FOR IMMEDIATE RELEASE
June 22, 2009
DNR urges wildfire awareness this Fourth of July
Rising temperatures and drying vegetation increases the chance for wildfires
OLYMPIA – Before leaving for Fourth of July weekend activities, the Washington State Department of Natural Resources (DNR) reminds the public to be aware of any fire restrictions in place around the state due to the rising fire danger. Because the weather is warming up and vegetation is drying out, fires can ignite quickly.
“We hope you and your family enjoy a safe holiday weekend—this is a time to be extra careful with campfires and other outdoor activities,” said Commissioner of Public Lands Peter Goldmark.
So far, there have been more than 230 wildfires on the public and private lands DNR protects from wildfire ¬– well above the average number of fires at this point in the fire season. Not surprisingly, DNR records show fire danger is highest Saturday and Sunday afternoons when the woods fill up with recreationists and woodcutters. Unattended campfires, faulty vehicle or motorcycle mufflers, careless disposal of cigarettes, and outdoor burning also boost the Fourth of July weekend forest fire potential. DNR fire prevention teams will be out this holiday weekend in some eastern Washington locations to remind people of the fire danger and of any fire restrictions in the area.
To check for fire danger and outdoor burning restrictions by county, see the state burn risk map at: http://fortress.wa.gov/dnr/firedanger . Alternately, go to www.dnr.wa.gov. Click on ‘fire information and prevention’ and go to ‘wildfire related maps.’ The link to the burn risk map is in the bottom right-hand corner.
Fire safety tips
Here are some helpful tips to help keep this a fun and enjoyable weekend:
- Before discharging fireworks, check to see if they are allowed in that location. It is illegal to discharge fireworks on state protected and public lands;
- Be sure recreational vehicles have operating spark arresters;
- Do not park any vehicles in dry, grassy areas as the heat from exhaust systems can ignite the dry grass;
- Never leave a campfire unattended, and be sure it is completely out before leaving the area.
For those staying closer to home, this is a good time to reduce the risk of wildfire to your home and property by taking the following actions:
- Do an exterior home inspection;
- Remove moss and needles from the roof and rain gutters;
- Clear vegetation and flammable materials from around propane tanks;
- Stack firewood at least 30 feet from the house;
- Keep decorative bark and railroad ties away from the foundation—these types of materials provide great places for sparks to smolder;
- Trim trees to ten feet off the ground for tall trees and adjust for shorter trees; this helps reduce fuels that aid in fire traveling;
- Maintain defensible space around the home, which is the large, open area firefighters use to defend homes during a wildfire event.

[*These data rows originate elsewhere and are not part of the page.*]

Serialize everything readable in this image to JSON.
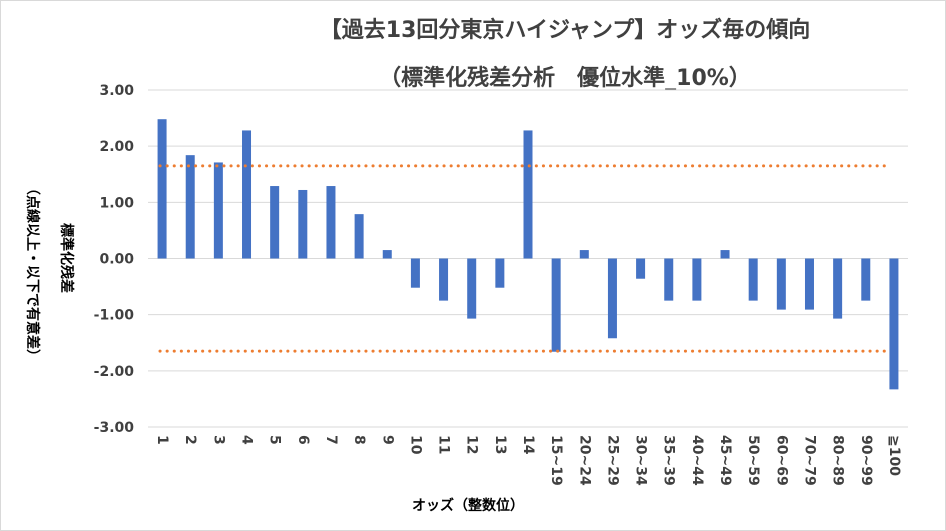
{
  "chart_data": {
    "type": "bar",
    "title": "【過去13回分東京ハイジャンプ】オッズ毎の傾向",
    "subtitle": "（標準化残差分析　優位水準_10%）",
    "xlabel": "オッズ（整数位）",
    "ylabel": "標準化残差",
    "ylabel_note": "（点線以上・以下で有意差）",
    "categories": [
      "1",
      "2",
      "3",
      "4",
      "5",
      "6",
      "7",
      "8",
      "9",
      "10",
      "11",
      "12",
      "13",
      "14",
      "15~19",
      "20~24",
      "25~29",
      "30~34",
      "35~39",
      "40~44",
      "45~49",
      "50~59",
      "60~69",
      "70~79",
      "80~89",
      "90~99",
      "≧100"
    ],
    "values": [
      2.48,
      1.84,
      1.71,
      2.28,
      1.29,
      1.22,
      1.29,
      0.79,
      0.15,
      -0.52,
      -0.75,
      -1.07,
      -0.52,
      2.28,
      -1.66,
      0.15,
      -1.42,
      -0.36,
      -0.75,
      -0.75,
      0.15,
      -0.75,
      -0.91,
      -0.91,
      -1.07,
      -0.75,
      -2.33
    ],
    "ylim": [
      -3,
      3
    ],
    "yticks": [
      "3.00",
      "2.00",
      "1.00",
      "0.00",
      "-1.00",
      "-2.00",
      "-3.00"
    ],
    "threshold_lines": [
      1.65,
      -1.65
    ],
    "colors": {
      "bar": "#4472c4",
      "threshold": "#ed7d31",
      "grid": "#d9d9d9"
    },
    "grid": true,
    "legend": "none"
  }
}
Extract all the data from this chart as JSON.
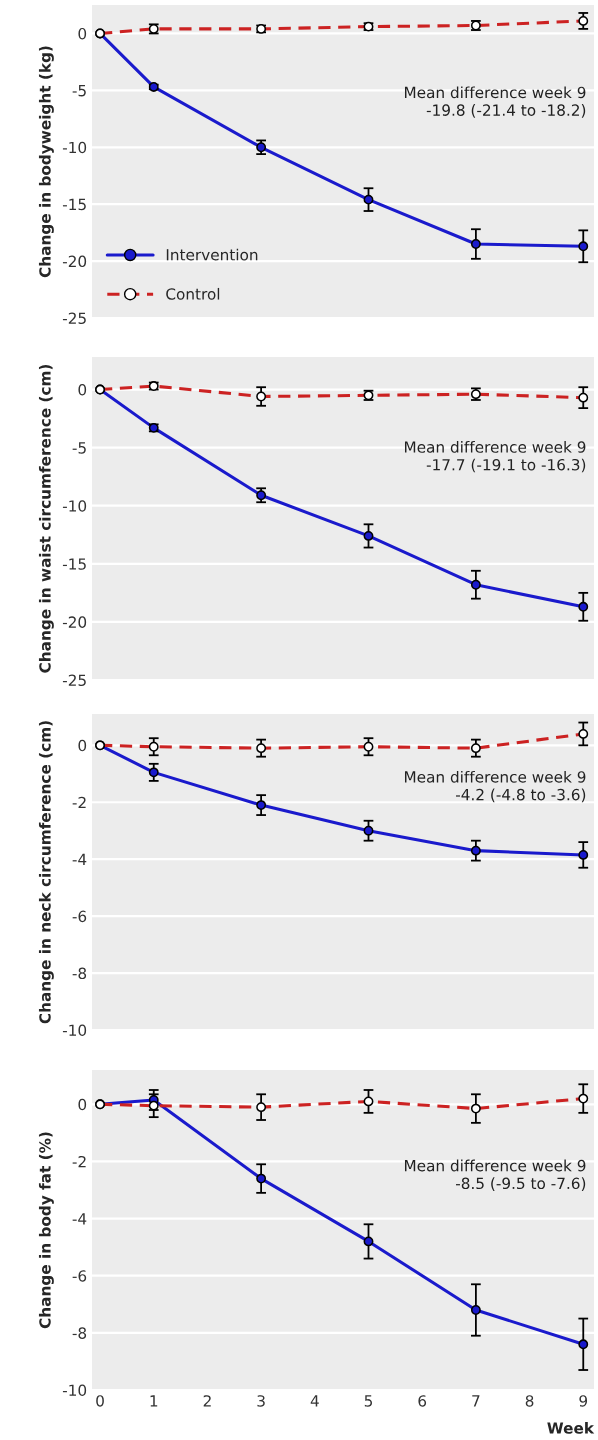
{
  "chart_data": [
    {
      "type": "line",
      "ylabel": "Change in bodyweight (kg)",
      "x": [
        0,
        1,
        3,
        5,
        7,
        9
      ],
      "xlim": [
        -0.15,
        9.2
      ],
      "xticks": [
        0,
        1,
        2,
        3,
        4,
        5,
        6,
        7,
        8,
        9
      ],
      "ylim": [
        -25,
        2.5
      ],
      "yticks": [
        -25,
        -20,
        -15,
        -10,
        -5,
        0
      ],
      "grid": "y",
      "tick_labels": "y",
      "legend": "bottom left",
      "marker": "circle",
      "annotations": [
        "Mean difference week 9\n-19.8 (-21.4 to -18.2)"
      ],
      "series": [
        {
          "name": "Intervention",
          "color": "#1a1acc",
          "line_style": "solid",
          "values": [
            0,
            -4.7,
            -10.0,
            -14.6,
            -18.5,
            -18.7
          ],
          "errors": [
            null,
            0.2,
            0.6,
            1.0,
            1.3,
            1.4
          ]
        },
        {
          "name": "Control",
          "color": "#cc2222",
          "line_style": "dashed",
          "values": [
            0,
            0.4,
            0.4,
            0.6,
            0.7,
            1.1
          ],
          "errors": [
            null,
            0.4,
            0.3,
            0.3,
            0.4,
            0.7
          ]
        }
      ]
    },
    {
      "type": "line",
      "ylabel": "Change in waist circumference (cm)",
      "x": [
        0,
        1,
        3,
        5,
        7,
        9
      ],
      "xlim": [
        -0.15,
        9.2
      ],
      "xticks": [
        0,
        1,
        2,
        3,
        4,
        5,
        6,
        7,
        8,
        9
      ],
      "ylim": [
        -25,
        2.8
      ],
      "yticks": [
        -25,
        -20,
        -15,
        -10,
        -5,
        0
      ],
      "grid": "y",
      "tick_labels": "y",
      "marker": "circle",
      "annotations": [
        "Mean difference week 9\n-17.7 (-19.1 to -16.3)"
      ],
      "series": [
        {
          "color": "#1a1acc",
          "line_style": "solid",
          "values": [
            0,
            -3.3,
            -9.1,
            -12.6,
            -16.8,
            -18.7
          ],
          "errors": [
            null,
            0.3,
            0.6,
            1.0,
            1.2,
            1.2
          ]
        },
        {
          "color": "#cc2222",
          "line_style": "dashed",
          "values": [
            0,
            0.3,
            -0.6,
            -0.5,
            -0.4,
            -0.7
          ],
          "errors": [
            null,
            0.3,
            0.8,
            0.4,
            0.5,
            0.9
          ]
        }
      ]
    },
    {
      "type": "line",
      "ylabel": "Change in neck circumference (cm)",
      "x": [
        0,
        1,
        3,
        5,
        7,
        9
      ],
      "xlim": [
        -0.15,
        9.2
      ],
      "xticks": [
        0,
        1,
        2,
        3,
        4,
        5,
        6,
        7,
        8,
        9
      ],
      "ylim": [
        -10,
        1.1
      ],
      "yticks": [
        -10,
        -8,
        -6,
        -4,
        -2,
        0
      ],
      "grid": "y",
      "tick_labels": "y",
      "marker": "circle",
      "annotations": [
        "Mean difference week 9\n-4.2 (-4.8 to -3.6)"
      ],
      "series": [
        {
          "color": "#1a1acc",
          "line_style": "solid",
          "values": [
            0,
            -0.95,
            -2.1,
            -3.0,
            -3.7,
            -3.85
          ],
          "errors": [
            null,
            0.3,
            0.35,
            0.35,
            0.35,
            0.45
          ]
        },
        {
          "color": "#cc2222",
          "line_style": "dashed",
          "values": [
            0,
            -0.05,
            -0.1,
            -0.05,
            -0.1,
            0.4
          ],
          "errors": [
            null,
            0.3,
            0.3,
            0.3,
            0.3,
            0.4
          ]
        }
      ]
    },
    {
      "type": "line",
      "ylabel": "Change in body fat (%)",
      "xlabel": "Week",
      "x": [
        0,
        1,
        3,
        5,
        7,
        9
      ],
      "xlim": [
        -0.15,
        9.2
      ],
      "xticks": [
        0,
        1,
        2,
        3,
        4,
        5,
        6,
        7,
        8,
        9
      ],
      "ylim": [
        -10,
        1.2
      ],
      "yticks": [
        -10,
        -8,
        -6,
        -4,
        -2,
        0
      ],
      "grid": "y",
      "marker": "circle",
      "annotations": [
        "Mean difference week 9\n-8.5 (-9.5 to -7.6)"
      ],
      "series": [
        {
          "color": "#1a1acc",
          "line_style": "solid",
          "values": [
            0,
            0.15,
            -2.6,
            -4.8,
            -7.2,
            -8.4
          ],
          "errors": [
            null,
            0.35,
            0.5,
            0.6,
            0.9,
            0.9
          ]
        },
        {
          "color": "#cc2222",
          "line_style": "dashed",
          "values": [
            0,
            -0.05,
            -0.1,
            0.1,
            -0.15,
            0.2
          ],
          "errors": [
            null,
            0.4,
            0.45,
            0.4,
            0.5,
            0.5
          ]
        }
      ]
    }
  ]
}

For more information on creating defensible space around homes, contact a local landscape and nursery professional or a DNR region office for a free copy of Fire Resistant Plants for Home Landscapes.
In Washington, outdoor burning is a leading cause of wildfire ignitions. Please follow the rules and call the local fire authorities before lighting any pile. Weather conditions can change rapidly when burning outdoors.
Before burning, check local conditions and restrictions by calling 1-800-323-BURN (2876) or going to http://fortress.wa.gov/dnr/firedanger .
DNR’s wildfire mission
Administered by Commissioner of Public Lands Peter Goldmark, DNR is responsible for preventing and fighting wildfires on 12.7 million acres of private, state and tribal-owned forestlands in Washington. DNR is the state’s largest on-call fire department. During fire season, this includes more than 700 DNR employees who have other permanent jobs with the agency and about 375 seasonal workers. DNR also participates in Washington’s coordinated interagency approach to firefighting.